Yasmine Al Massri punya cerita unik. Aktris ini lahir di Lebanon; belajar seni rupa dan multimedia di Paris; mengajarkan berbagai lokakarya tentang tubuh dan gerakan kepada perempuan di Budapest dan Qatar; memulai sebuah keluarga di California; bekerja di Kanada, Puerto Riko, Aljazair, Tunisia, dan kota Ramallah di Tepi Barat; dan terakhir pindah ke New York City. Dia telah terjerat dalam budaya yang berbeda seperti karakter yang dia mainkan di acara ABC kuantitatif—Kembar Muslim Nimah dan Raina Amin. Dan sekarang dia ingin meluruskan beberapa hal, dengan kata-katanya sendiri:

"Ini sangat berarti bagi saya untuk bermain Nimah dan Raina di TV karena ada gambaran besar yang salah tentang budaya Arab. Cleopatra, Ashtar, Zenobia: Wanita paling cantik dalam sejarah berasal dari bagian dunia ini, dan para wanita itu kuat, mereka adalah pemimpin kerajaan, dan mereka memiliki perasaan yang luar biasa kecanggihan. Kecantikan seorang wanita adalah bagian yang sangat besar dari sastra dan puisi Arab. Saya tumbuh dengan cerita-cerita itu, dan semua hal yang saya pelajari tentang merawat kulit dan rambut saya pelajari dari nenek, ibu, dan bibi saya. Wanita sangat terhubung dengan tubuh mereka; mereka membuat lilin mereka sendiri dengan madu, mereka berkumpul untuk mengikat alis satu sama lain. Saya ingat ibu saya akan mengupas apel, dan dia akan meletakkan kulit di wajahnya. Nenek saya akan makan jeruk dan menggosok kulit di tangannya. Bibiku biasa mengoleskan madu dan telur di rambutnya sebagai masker. Ketika saya kembali dari lokasi syuting, saya selalu kembali ke minyak zaitun sebagai penghapus riasan—semua hal yang saya pelajari dari mereka.
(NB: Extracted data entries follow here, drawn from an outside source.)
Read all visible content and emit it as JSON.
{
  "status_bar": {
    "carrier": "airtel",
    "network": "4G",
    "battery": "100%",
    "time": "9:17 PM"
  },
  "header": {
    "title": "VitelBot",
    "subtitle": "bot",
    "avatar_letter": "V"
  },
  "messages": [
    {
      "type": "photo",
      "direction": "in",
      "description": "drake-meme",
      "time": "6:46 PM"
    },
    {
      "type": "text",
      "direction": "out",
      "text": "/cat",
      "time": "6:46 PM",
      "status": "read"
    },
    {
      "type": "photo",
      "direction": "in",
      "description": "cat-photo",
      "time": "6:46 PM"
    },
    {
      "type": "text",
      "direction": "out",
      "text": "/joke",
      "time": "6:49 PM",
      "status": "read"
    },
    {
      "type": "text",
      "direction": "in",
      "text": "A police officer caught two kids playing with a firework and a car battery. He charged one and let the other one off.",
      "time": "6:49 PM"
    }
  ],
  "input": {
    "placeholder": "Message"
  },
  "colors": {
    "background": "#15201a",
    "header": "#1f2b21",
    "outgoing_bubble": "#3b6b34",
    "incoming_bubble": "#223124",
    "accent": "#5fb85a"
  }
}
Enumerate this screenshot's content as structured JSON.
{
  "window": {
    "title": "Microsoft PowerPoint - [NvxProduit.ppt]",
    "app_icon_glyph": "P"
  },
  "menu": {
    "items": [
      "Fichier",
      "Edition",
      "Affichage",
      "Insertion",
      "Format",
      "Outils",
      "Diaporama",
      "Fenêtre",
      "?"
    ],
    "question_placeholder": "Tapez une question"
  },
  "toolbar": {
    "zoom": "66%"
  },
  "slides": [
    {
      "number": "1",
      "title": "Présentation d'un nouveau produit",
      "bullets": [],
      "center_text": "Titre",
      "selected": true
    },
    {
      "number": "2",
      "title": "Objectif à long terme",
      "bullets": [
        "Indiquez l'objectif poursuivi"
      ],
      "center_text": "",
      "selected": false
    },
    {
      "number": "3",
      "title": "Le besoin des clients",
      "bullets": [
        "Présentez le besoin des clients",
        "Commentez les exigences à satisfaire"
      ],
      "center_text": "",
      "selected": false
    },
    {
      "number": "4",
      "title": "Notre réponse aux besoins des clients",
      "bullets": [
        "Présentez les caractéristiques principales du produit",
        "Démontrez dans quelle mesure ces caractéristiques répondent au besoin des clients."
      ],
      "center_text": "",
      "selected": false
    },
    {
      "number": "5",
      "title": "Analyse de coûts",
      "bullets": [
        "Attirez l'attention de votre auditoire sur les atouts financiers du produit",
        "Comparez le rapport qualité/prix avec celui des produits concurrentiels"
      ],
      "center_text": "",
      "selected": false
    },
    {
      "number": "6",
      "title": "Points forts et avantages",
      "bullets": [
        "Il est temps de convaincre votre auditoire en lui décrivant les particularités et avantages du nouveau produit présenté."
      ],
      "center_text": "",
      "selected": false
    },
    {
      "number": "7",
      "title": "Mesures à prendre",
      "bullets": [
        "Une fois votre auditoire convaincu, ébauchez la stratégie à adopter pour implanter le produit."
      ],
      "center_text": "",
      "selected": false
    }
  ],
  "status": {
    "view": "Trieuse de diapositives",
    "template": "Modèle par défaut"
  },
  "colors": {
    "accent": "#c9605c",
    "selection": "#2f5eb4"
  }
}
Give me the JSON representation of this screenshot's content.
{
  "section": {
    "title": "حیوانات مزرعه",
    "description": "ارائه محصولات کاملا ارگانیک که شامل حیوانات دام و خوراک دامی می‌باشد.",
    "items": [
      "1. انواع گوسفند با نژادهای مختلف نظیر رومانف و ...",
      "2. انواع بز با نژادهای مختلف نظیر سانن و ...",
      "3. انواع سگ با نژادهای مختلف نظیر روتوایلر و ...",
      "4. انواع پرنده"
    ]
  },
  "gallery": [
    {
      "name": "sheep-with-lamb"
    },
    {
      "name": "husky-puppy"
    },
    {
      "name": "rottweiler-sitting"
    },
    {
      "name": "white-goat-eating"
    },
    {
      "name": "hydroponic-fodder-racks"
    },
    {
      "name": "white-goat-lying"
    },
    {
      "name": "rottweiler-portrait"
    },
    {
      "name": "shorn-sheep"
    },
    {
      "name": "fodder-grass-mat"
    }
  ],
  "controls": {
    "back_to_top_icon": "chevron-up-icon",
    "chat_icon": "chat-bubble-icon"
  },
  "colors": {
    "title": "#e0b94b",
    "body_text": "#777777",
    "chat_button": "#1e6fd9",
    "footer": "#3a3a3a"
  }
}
"Di dalam kuantitatif, Saya ingin orang-orang melihat wanita Amerika yang positif, kuat, yang berasal dari dunia Arab. Saya melihat pertunjukan itu sebagai kesempatan untuk menunjukkan dua [karakter] yang berbeda: Salah satu dari si kembar, Raina, setia pada keyakinan agamanya, dan yang lainnya, Nimah, tidak religius sama sekali; dia ambisius, karir didorong, dan kuat. Naskah memungkinkan saya untuk menggambarkan siapa mereka dengan cara yang membuat orang berhubungan dengan mereka berdua dan terhubung dengan mereka melalui kemanusiaan mereka dan bukan dari mana mereka berasal. Hal ini juga terjadi pada setiap karakter di acara itu.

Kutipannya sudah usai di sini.